A docket-clearing plea bargain landed him in Folsom Prison on a five to ten for second-degree murder. There he was free to hang out in the yard with his meth-cooking Aryan Brotherhood bunkmates, take an auto mechanics course he could have taught, accrue good behavior brownie points in the chapel, and bench press until his pectorals threatened to explode.

Four months into his sentence, he was ready to see his daughters.

The law said his paternal rights had to be considered.

An L.A. family court judge named Stephen Huff- one of the better ones- asked me to evaluate. We met in his chambers on a September morning and he told me the details while drinking ginger ale and stroking his bald head. The room had beautiful old oak paneling and cheap country furniture. Pictures of his own children were all over the place.

"Just when does he plan on seeing them, Steve?"

"Up at the prison, twice a month."

"That's a plane ride."

"Friends will chip in for the fare."

"What kind of friends?"

"Some idiocy called The Donald Dell Wallace Defense Fund."

"Biker buddies?"

"Vroom vroom."

"Meaning it's probably amphetamine money."

His smile was weary and grudging. "Not the issue before us, Alex."

"What's next, Steve? Disability payments because he's stressed out being a single parent?"

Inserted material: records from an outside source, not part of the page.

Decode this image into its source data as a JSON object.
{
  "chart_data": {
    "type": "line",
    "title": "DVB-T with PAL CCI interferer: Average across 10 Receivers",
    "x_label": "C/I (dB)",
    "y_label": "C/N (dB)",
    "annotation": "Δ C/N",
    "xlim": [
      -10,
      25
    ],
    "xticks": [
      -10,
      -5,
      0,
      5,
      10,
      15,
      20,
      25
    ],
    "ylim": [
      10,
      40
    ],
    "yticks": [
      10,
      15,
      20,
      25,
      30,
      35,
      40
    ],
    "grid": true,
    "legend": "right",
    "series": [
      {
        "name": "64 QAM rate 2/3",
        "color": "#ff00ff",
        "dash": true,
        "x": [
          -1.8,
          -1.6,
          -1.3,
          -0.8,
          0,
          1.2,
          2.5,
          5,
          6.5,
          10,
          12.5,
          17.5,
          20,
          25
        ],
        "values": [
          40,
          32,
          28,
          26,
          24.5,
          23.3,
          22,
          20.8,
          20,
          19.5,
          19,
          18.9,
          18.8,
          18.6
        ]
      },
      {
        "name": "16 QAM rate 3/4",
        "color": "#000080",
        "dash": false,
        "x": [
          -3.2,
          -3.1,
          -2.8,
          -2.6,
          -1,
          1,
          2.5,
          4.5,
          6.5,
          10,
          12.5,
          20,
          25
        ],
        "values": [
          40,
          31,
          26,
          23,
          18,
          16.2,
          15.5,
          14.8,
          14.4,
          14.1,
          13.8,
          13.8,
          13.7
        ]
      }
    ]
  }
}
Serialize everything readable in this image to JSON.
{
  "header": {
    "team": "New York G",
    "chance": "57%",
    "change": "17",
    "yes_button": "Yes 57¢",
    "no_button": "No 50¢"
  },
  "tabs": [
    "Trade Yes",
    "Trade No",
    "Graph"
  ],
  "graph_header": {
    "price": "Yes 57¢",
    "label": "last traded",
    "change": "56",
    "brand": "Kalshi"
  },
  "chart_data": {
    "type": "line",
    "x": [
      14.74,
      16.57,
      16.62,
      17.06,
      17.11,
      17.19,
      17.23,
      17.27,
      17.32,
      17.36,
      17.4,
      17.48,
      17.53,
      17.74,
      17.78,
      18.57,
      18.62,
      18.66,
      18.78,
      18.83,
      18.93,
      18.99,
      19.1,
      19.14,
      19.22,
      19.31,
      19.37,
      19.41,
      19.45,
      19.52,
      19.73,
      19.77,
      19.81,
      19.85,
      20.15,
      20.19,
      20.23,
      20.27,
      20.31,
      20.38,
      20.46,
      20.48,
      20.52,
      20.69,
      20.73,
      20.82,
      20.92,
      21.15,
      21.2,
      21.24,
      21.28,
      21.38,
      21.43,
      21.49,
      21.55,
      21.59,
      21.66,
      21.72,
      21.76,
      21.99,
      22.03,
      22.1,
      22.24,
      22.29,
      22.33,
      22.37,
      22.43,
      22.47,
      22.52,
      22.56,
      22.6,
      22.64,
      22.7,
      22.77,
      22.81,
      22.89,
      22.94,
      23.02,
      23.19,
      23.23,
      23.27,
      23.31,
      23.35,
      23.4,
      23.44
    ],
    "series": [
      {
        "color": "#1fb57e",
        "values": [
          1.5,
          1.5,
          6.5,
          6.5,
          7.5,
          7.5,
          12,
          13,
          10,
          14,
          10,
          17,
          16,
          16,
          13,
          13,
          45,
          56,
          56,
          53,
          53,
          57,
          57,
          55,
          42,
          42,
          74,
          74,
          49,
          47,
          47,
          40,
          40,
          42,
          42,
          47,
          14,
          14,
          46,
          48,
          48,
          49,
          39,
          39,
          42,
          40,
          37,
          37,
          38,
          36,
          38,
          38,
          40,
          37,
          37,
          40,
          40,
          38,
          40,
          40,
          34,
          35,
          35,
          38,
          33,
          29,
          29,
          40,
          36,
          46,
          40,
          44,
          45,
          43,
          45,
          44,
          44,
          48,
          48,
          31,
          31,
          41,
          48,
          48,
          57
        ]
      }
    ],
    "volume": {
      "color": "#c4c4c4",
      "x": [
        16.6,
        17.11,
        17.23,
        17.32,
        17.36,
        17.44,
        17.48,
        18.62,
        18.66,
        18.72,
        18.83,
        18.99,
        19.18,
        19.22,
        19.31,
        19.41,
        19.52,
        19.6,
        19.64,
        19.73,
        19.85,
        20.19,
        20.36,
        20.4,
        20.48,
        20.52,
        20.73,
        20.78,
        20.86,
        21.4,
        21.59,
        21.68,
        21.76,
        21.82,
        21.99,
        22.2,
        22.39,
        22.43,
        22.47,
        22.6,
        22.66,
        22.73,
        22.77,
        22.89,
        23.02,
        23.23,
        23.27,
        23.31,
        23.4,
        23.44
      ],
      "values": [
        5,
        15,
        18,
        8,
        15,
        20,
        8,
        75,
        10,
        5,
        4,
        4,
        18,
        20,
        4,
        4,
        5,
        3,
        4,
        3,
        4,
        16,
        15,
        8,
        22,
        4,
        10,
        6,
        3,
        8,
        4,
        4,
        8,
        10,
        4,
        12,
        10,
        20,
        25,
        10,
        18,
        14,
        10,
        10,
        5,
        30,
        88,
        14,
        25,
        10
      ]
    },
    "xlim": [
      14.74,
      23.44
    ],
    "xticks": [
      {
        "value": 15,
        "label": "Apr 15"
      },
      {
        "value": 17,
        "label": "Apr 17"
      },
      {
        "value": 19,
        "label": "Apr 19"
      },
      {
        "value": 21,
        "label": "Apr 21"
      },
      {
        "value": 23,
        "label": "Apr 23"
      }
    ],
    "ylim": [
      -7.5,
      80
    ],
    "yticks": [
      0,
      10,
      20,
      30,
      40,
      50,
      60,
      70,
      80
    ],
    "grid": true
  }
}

"So it smells. So what else is new? Talk to the poor kids a few times, write up a report saying visitation's injurious to their psyches, and we'll bury the issue."

"For how long?"

He put down the ginger ale and watched the glass raise wet circles on his blotter. "I can kibosh it for at least a year."

"Then what?"

"If he puts in another claim, the kids can be reevaluated and we'll kibosh it again. Time's on their side, right? They'll be getting older and hopefully tougher."

"In a year they'll be ten and eleven, Steve."